Jean-Marie Colombani, président-fondateur de Slate France

Jean-Marie Colombani, président-fondateur de Slate France - François Guillot

L'ancien rédacteur en chef de cette filiale de Slate France, licencié en 2013, demande au tribunal de commerce la liquidation judiciaire du site.

Slate Afrique, la filiale de Slate France, va-t-elle déposer son bilan? Telle est la demande de son ancien rédacteur en chef, Pierre Cherruau, et de son adjoint Philippe Randrianarimana.

Le duo -licencié en janvier 2013- a demandé en mai au tribunal de commerce de Paris de placer Slate Afrique en liquidation judiciaire, en affirmant que le site est en cessation de paiements. Le 1er juin, le tribunal a jugé que les éléments fournis par le duo "sont insuffisants pour avoir la certitude d'un état de cessation de paiements", et a nommé un expert qui devait rendre un rapport fin juillet.

"Ce type est un escroc"

Pour mémoire, ce site consacré à l'actualité africaine a été lancé en 2011 par Slate France. Il était dirigé par Pierre Cherruau, ancien chef du service Afrique de Courrier international. Il utilisait aussi des pigistes, comme l'algérien Kamel Daoud ou le marocain Ali Amar. Il était notamment financé par Orange, qui a investi 652.000 euros pour prendre 34% du capital. Mais l'audience n'a pas décollé, rapportant à peine quelques milliers d'euros de chiffre d'affaires. En 2012, Slate France a tenté de trouver plus d'argent auprès d'investisseurs, notamment le marocain Géomedia, mais sans aboutir.
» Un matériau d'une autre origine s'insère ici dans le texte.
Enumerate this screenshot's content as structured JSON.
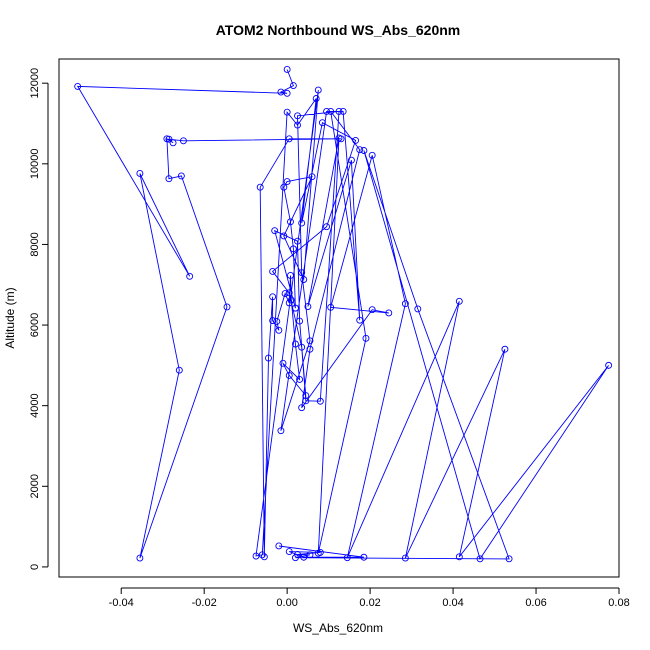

La crise éclate le 28 décembre 2012. Eric Leser, directeur général de la maison-mère Slate France, annonce dans un courriel à Pierre Cherruau et à son adjoint: "Ali Amar ne travaille plus pour Slate. Ce type est un escroc et nous aura coûté très cher en faisant fuir tous les partenaires marocains avec qui nous avons discuté. On aurait dû prendre cette décision plus tôt".

Liberté de ton

Pierre Cherruau critique alors cette décision, prise sans le consulter. Surtout, il pense qu'Ali Amar est en réalité remercié à cause de sa liberté de ton vis-à-vis du régime marocain, qu'il critique régulièrement. Le conflit s'ébruite. Dans un premier temps, Eric Leser prétend auprès du site Yabiladi ne pas avoir écrit la phrase "Ali Amar nous aura coûté très cher en faisant fuir tous les partenaires marocains avec qui nous avons discuté"... avant d'admettre en être bien l'auteur auprès de Médiapart.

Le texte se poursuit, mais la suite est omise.